Over the last two years, concerned citizens across the Island have been working to highlight the dangers of use of some pesticides we have been focused on. It seems we are by no means the only ones. Our efforts to get the attention of Ontario’s Environment minister with petitions have gone nowhere. But Ontario’s licenced pesticide users (and that includes farmers) can only use what has been approved federally by Health Canada, and it appears that Health Canada may have been “skimping on its responsibilities.” Our federal MP, Carol Hughes, and some Parliament Hill colleagues seem to think so, and they are asking questions.

It turns out at least for one family of pesticide products, Health Canada may not have done its own due diligence independent tests, but instead had licenced the product for use (for 15 years) by solely relying on the manufacturers own published test results. Now, at a time when governments are being accused of being too cozy and helpful to major corporations like SNC-Lavalin it is tempting to ask, is this another similar situation?

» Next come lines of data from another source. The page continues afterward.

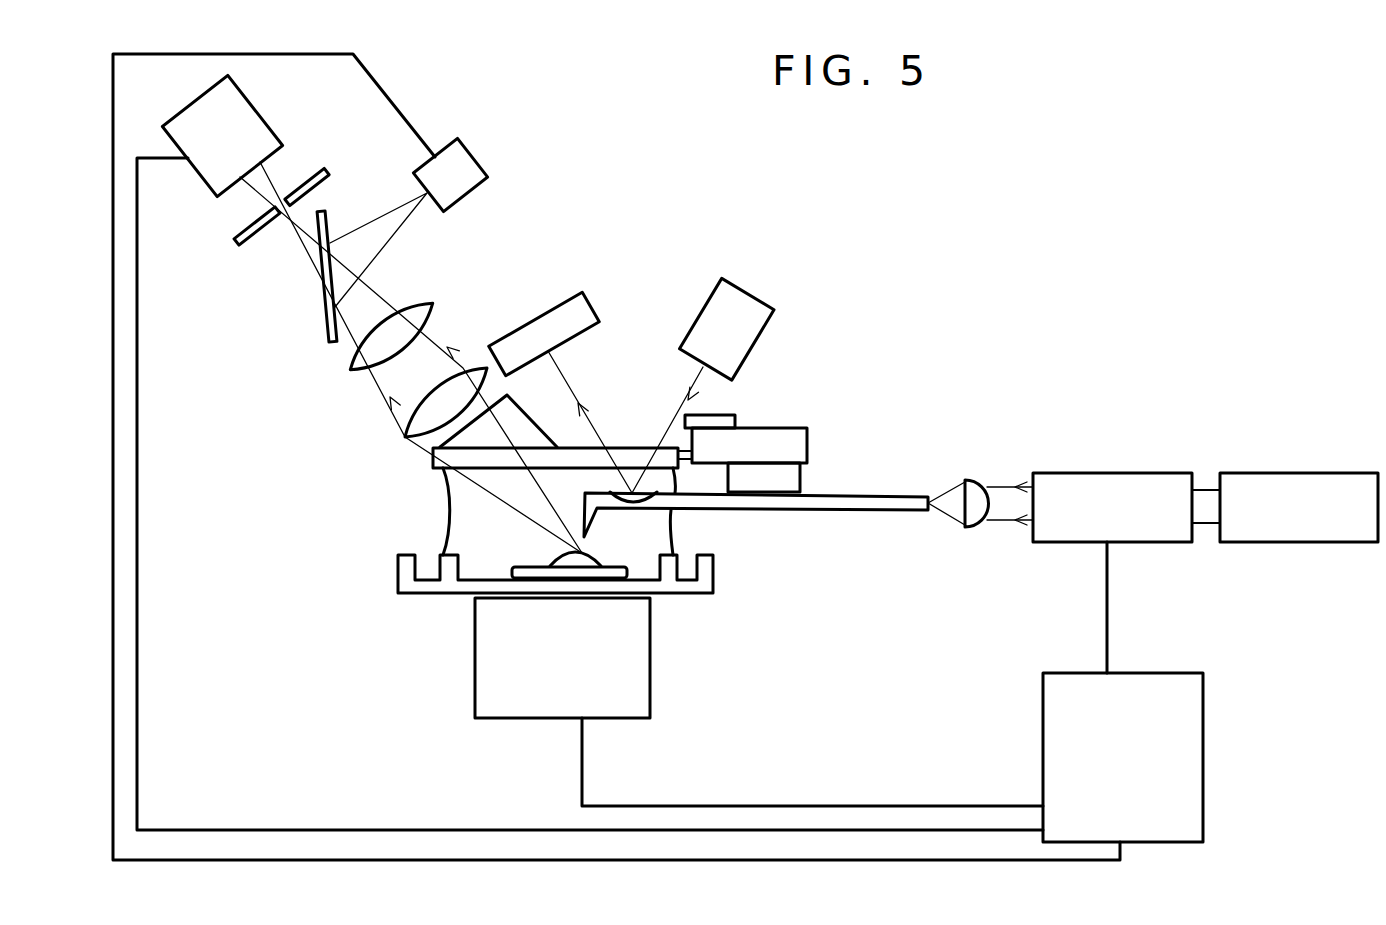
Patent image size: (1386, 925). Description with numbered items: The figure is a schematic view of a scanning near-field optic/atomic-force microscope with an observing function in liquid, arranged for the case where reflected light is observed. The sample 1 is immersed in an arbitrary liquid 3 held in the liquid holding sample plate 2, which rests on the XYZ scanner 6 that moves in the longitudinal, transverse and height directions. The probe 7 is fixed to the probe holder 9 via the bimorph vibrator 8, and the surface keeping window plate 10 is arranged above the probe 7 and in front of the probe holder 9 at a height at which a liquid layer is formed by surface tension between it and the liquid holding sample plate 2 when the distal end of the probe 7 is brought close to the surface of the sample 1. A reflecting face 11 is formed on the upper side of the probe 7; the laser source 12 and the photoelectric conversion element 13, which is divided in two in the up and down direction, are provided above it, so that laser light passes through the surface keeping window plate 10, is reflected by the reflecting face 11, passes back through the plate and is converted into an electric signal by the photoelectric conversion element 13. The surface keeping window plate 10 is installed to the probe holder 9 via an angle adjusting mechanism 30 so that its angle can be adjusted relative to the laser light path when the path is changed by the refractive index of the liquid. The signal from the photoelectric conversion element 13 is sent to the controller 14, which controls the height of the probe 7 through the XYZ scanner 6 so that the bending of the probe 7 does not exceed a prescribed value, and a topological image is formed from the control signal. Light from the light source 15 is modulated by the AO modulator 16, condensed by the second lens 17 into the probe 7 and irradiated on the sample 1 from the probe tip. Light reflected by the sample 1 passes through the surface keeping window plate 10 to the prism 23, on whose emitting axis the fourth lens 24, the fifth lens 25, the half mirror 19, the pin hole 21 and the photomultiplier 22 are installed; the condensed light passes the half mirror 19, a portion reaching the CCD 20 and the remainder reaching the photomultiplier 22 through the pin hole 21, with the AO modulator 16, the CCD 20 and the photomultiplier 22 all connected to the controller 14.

The sample 1 is at (582, 550).
The liquid holding sample plate 2 is at (398, 583).
The liquid 3 is at (458, 545).
The XYZ scanner 6 is at (490, 682).
The probe 7 is at (867, 505).
The bimorph vibrator 8 is at (802, 482).
The probe holder 9 is at (752, 437).
The surface keeping window plate 10 is at (433, 455).
The reflecting face 11 is at (633, 492).
The laser source 12 is at (753, 320).
The photoelectric conversion element 13 is at (548, 333).
The controller 14 is at (1155, 740).
The light source 15 is at (1287, 483).
The AO modulator 16 is at (1120, 473).
The second lens 17 is at (973, 483).
The half mirror 19 is at (323, 317).
The CCD 20 is at (483, 168).
The pin hole 21 is at (243, 222).
The photomultiplier 22 is at (252, 128).
The prism 23 is at (512, 423).
The fourth lens 24 is at (400, 433).
The fifth lens 25 is at (356, 358).
The angle adjusting mechanism 30 is at (727, 423).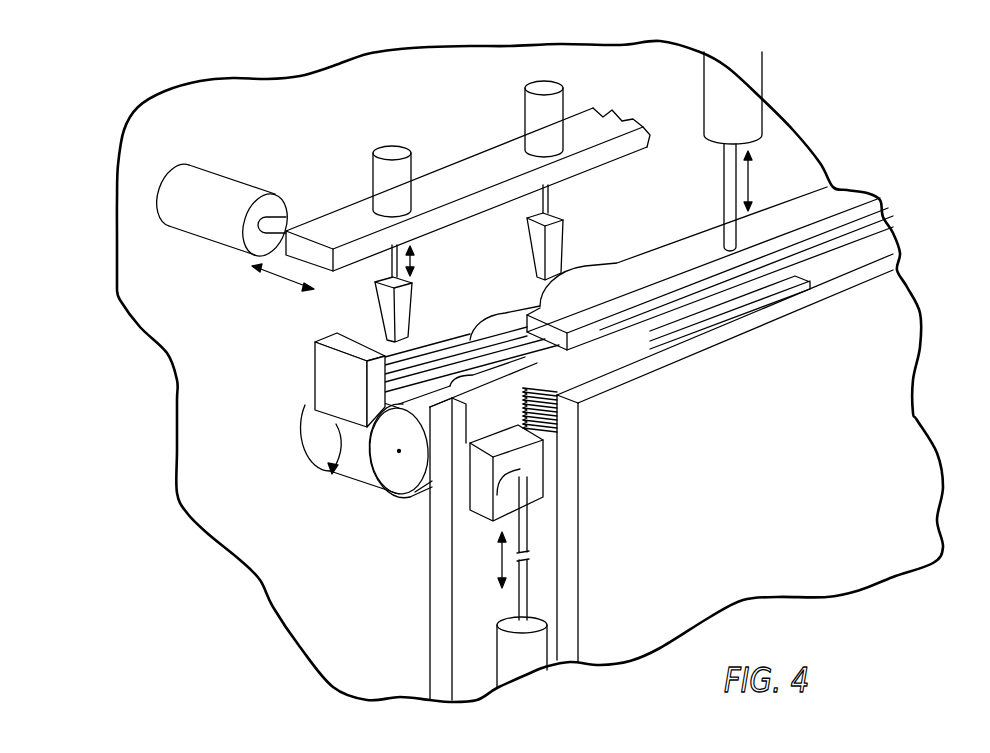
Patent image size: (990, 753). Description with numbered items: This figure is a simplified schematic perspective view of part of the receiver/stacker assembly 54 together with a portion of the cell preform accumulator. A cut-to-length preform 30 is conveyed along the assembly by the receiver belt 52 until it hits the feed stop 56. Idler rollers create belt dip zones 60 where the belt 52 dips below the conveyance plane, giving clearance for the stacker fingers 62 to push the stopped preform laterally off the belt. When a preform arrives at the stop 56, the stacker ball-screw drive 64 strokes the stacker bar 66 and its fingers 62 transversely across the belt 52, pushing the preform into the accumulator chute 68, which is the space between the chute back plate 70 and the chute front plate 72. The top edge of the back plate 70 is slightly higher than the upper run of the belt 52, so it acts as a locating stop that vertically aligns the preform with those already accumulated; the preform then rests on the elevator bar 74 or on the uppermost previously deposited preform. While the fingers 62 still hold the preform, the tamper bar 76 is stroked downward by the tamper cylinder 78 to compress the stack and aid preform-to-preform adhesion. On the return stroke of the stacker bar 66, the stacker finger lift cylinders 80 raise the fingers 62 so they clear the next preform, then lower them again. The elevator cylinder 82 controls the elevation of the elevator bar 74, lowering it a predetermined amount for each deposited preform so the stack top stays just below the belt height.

The receiver/stacker assembly 54 is at (142, 156).
The stacker ball-screw drive 64 is at (224, 188).
The stacker finger lift cylinders 80 is at (377, 180).
The stacker bar 66 is at (444, 182).
The tamper cylinder 78 is at (713, 92).
The tamper bar 76 is at (688, 256).
The preform 30 is at (748, 300).
The stacker fingers 62 is at (413, 307).
The belt dip zones 60 is at (394, 349).
The feed stop 56 is at (322, 367).
The receiver belt 52 is at (317, 460).
The accumulator chute 68 is at (458, 490).
The chute front plate 72 is at (436, 559).
The elevator cylinder 82 is at (503, 658).
The elevator bar 74 is at (553, 471).
The chute back plate 70 is at (877, 324).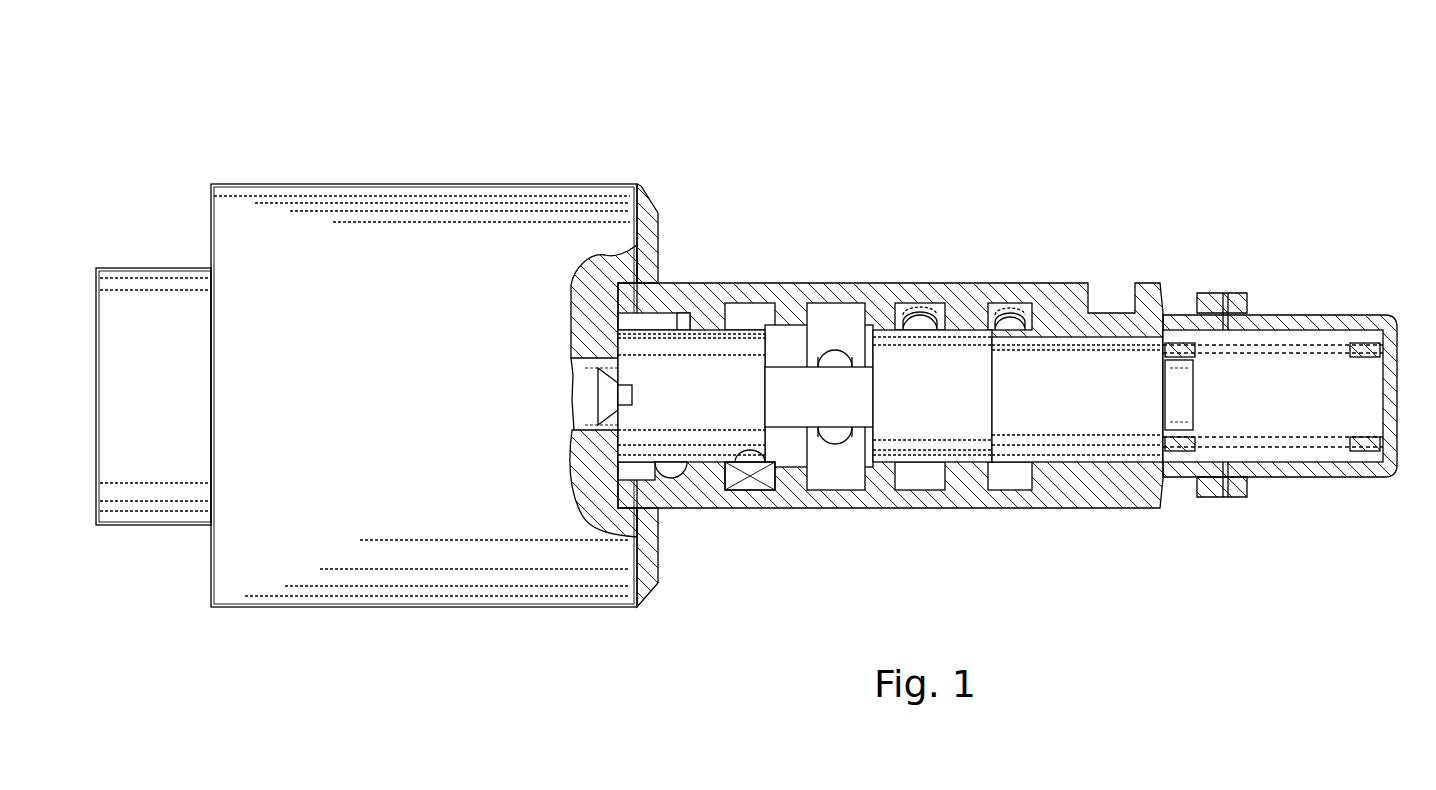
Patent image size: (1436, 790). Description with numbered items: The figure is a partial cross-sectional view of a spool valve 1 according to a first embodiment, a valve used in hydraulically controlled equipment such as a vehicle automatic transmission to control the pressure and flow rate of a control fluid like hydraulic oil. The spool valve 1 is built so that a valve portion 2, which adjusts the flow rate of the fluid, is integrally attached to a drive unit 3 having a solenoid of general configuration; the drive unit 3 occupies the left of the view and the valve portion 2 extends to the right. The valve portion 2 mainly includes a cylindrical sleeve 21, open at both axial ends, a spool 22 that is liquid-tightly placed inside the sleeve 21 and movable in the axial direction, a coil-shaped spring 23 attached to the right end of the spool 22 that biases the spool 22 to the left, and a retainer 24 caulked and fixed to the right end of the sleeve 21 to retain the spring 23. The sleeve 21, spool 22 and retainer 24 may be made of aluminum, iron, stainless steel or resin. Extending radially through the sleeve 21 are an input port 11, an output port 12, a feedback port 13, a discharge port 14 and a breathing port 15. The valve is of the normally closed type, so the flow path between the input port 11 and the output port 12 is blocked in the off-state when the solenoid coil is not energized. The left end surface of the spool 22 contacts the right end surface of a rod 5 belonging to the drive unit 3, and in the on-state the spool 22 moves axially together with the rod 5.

The spool valve 1 is at (1016, 140).
The valve portion 2 is at (1207, 284).
The drive unit 3 is at (312, 181).
The rod 5 is at (585, 305).
The input port 11 is at (925, 303).
The output port 12 is at (840, 340).
The feedback port 13 is at (1012, 303).
The discharge port 14 is at (770, 460).
The breathing port 15 is at (690, 462).
The sleeve 21 is at (1143, 283).
The spool 22 is at (680, 335).
The spring 23 is at (1358, 335).
The retainer 24 is at (1400, 316).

While MP Hughes and her colleagues are doing their sleuthing, some of us have been following up on where other jurisdictions, especially in the EU and some civil suits down in the US have progressed to, and what actions they have taken in the same timeframe as Canada. A few examples:

1)    France becomes the first country to ban all five pesticides that are known to kill bees;

2)    In a civil case in the US against Monsanto last year – the plaintiff, dying of cancer, was awarded US $289 million in punitive damages. Hundreds, if not thousands of other cases are awaiting trial in the courts;

3)    General Mills is now being sued because of traces of glyphosates found in Cheerios;

4)    Current research demonstrates that the pesticide glyphosates group persists in edible wild plants far longer than the manufacturer claims (fiddleheads anyone?);

5)    Meanwhile in the US, President Trump’s EPA approves spraying of the bee killing insecticides over 16 million acres “as an emergency”; but

6)    Meanwhile, in Canada, the Pest Management Regulatory Agency was scheduled to begin phasing out use of neonicotinoids (the bee killing insecticides) this year, but have now delayed that action (though it is not clear why).

I could go on, as there are many more examples. The bottom line, though, is that these chemicals, which are supposed to break down almost immediately, are being found more and more in the foods we eat. The question has to be asked: if they can wipe out bee and other insects, what are they doing to us at the top of the food chain?